Fox’s Internet firewall on Oct. 17 lasted only a few hours before the company reversed position. Public Knowledge and Free Press protested the policy, and someone at Fox saw the error of their ways. (Cause and effect? Who knows?)
Until this spring, the 2005 Federal Communications Commission (FCC) policy statement held that Internet users had the right to access lawful content of their choice. There was no exception in that policy for customers who happened to have their Internet provider caught up in a nasty retransmission battle with a broadcaster.
Said policy statement that was struck down on April 6 by the U.S. Appeals Court, D.C. Circuit, when Comcast challenged the enforcement of the policy against the company for blocking users of the BitTorrent.
The policy statement was based on the assumption that if there were a bad actor in preventing the consumer from seeing online content, it would be an Internet Service Provider (ISP) blocking or otherwise inhibiting access to content. In this case, of course, it’s the content provider that was doing the blocking. It’s a moot point now, but it shouldn’t matter who is keeping consumers away from the lawful content.

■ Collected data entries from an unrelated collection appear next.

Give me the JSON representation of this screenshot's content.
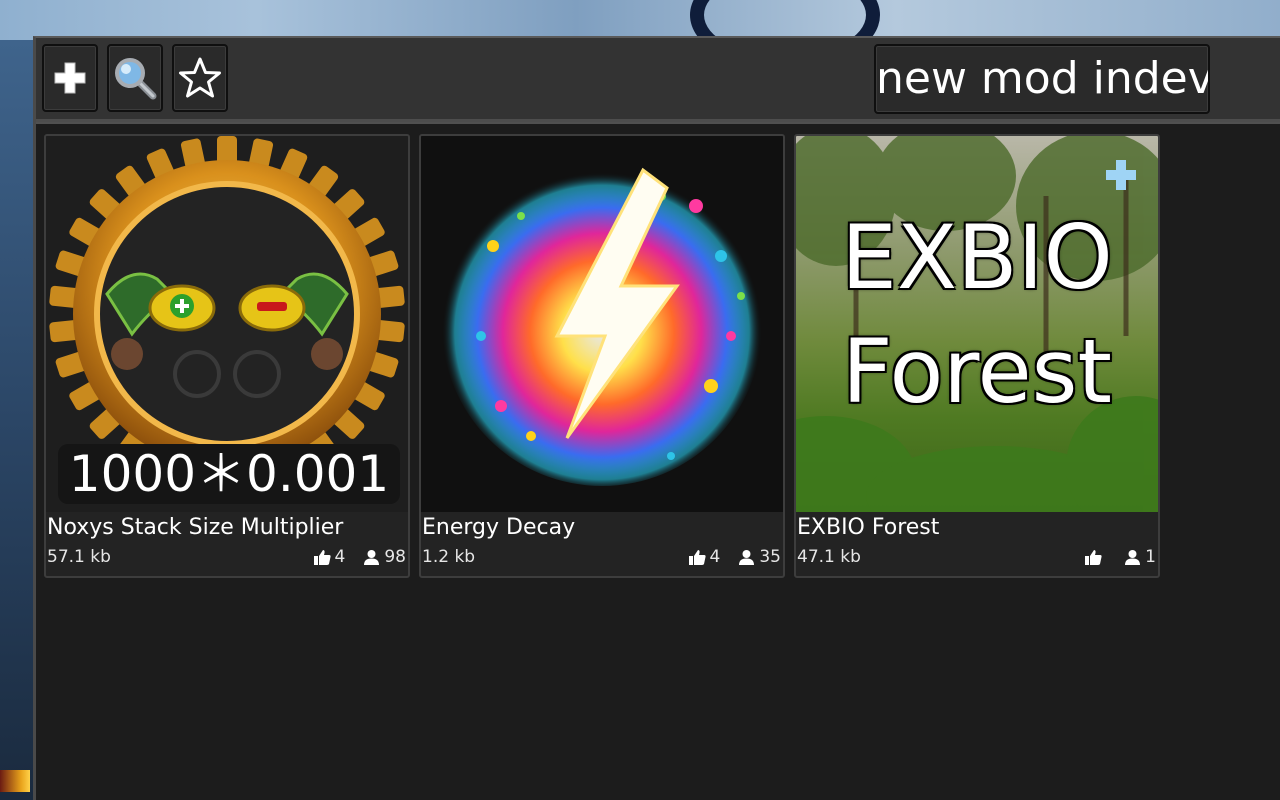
{
  "toolbar": {
    "buttons": [
      {
        "name": "add",
        "icon": "plus-icon"
      },
      {
        "name": "search",
        "icon": "search-icon"
      },
      {
        "name": "favorites",
        "icon": "star-icon"
      }
    ],
    "title": "new mod indev"
  },
  "mods": [
    {
      "title": "Noxys Stack Size Multiplier",
      "size": "57.1 kb",
      "likes": "4",
      "users": "98",
      "thumbnail_text": "1000＊0.001"
    },
    {
      "title": "Energy Decay",
      "size": "1.2 kb",
      "likes": "4",
      "users": "35"
    },
    {
      "title": "EXBIO Forest",
      "size": "47.1 kb",
      "likes": "",
      "users": "1",
      "thumbnail_text_line1": "EXBIO",
      "thumbnail_text_line2": "Forest",
      "badge_icon": "plus-icon",
      "badge_color": "#9fd4f5"
    }
  ],
  "colors": {
    "window_bg": "#1c1c1c",
    "toolbar_bg": "#333333",
    "card_bg": "#232323",
    "text": "#ffffff"
  }
}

Chances are someone will use the “no harm, no foul” argument to say that because Fox restored access to its sites, there would be no need for any regulatory oversight. That’s true if one accepts that access to the Internet is based on the whim of a private company. If one values the open Internet, however, there should be rules against that sort of thing, whether the blocking is done by the ISP or by a content provider.
Imagine a truly gigantic media conglomerate like, for example, Comcast owning NBCU. It boggles the mind to think of what leverage that megalith could bring to retransmission consent negotiations, and how it could play with access to any number of Internet sites, regardless of whether those sites provide video content that competes with, or complements, NBCU or Comcast content properties.

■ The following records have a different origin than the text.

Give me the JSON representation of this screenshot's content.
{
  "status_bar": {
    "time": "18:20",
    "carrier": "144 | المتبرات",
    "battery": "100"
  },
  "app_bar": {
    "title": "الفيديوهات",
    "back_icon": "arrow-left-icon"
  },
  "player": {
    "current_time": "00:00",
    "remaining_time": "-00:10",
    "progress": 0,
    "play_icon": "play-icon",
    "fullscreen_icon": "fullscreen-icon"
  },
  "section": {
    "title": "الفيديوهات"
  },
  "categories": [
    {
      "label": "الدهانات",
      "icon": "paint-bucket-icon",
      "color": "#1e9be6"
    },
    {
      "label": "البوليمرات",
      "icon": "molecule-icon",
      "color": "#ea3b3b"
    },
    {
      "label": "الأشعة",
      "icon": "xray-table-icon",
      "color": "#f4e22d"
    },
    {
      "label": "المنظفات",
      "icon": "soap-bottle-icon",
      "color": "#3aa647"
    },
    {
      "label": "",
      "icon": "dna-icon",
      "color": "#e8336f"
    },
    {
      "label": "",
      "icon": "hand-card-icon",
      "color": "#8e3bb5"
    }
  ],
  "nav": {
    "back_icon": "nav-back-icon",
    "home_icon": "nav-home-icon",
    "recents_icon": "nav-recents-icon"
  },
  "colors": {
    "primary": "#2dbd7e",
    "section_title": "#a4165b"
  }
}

Yes, it would be nice if someone could step in and tell Fox that it is unacceptable to block Internet content. Unfortunately, there isn’t that someone around to protect consumers. And that’s truly the “harm” here, and why a referee is needed to call the “foul.”
Any number of commentators from all sides of the political spectrum praise the Internet as a truly open medium, even as they differ on ways to keep it open. Leaving it to the discretion of Big Media, however, is a sure path to failure. This time Fox backtracked. Next time? Who knows? If only there were a Federal agency with jurisdiction over broadband service, or an agency that could enforce the rights of consumers online.
Oh, right, the FCC should be that agency. Unfortunately, the current leadership has not shown any inclination to protect consumers online from misbehavior by gigantic media conglomerates that view the Internet as just another property to be used as leverage. It would take an agency with jurisdiction over that type of thing to act boldly to protect consumers, and this FCC is anything but bold.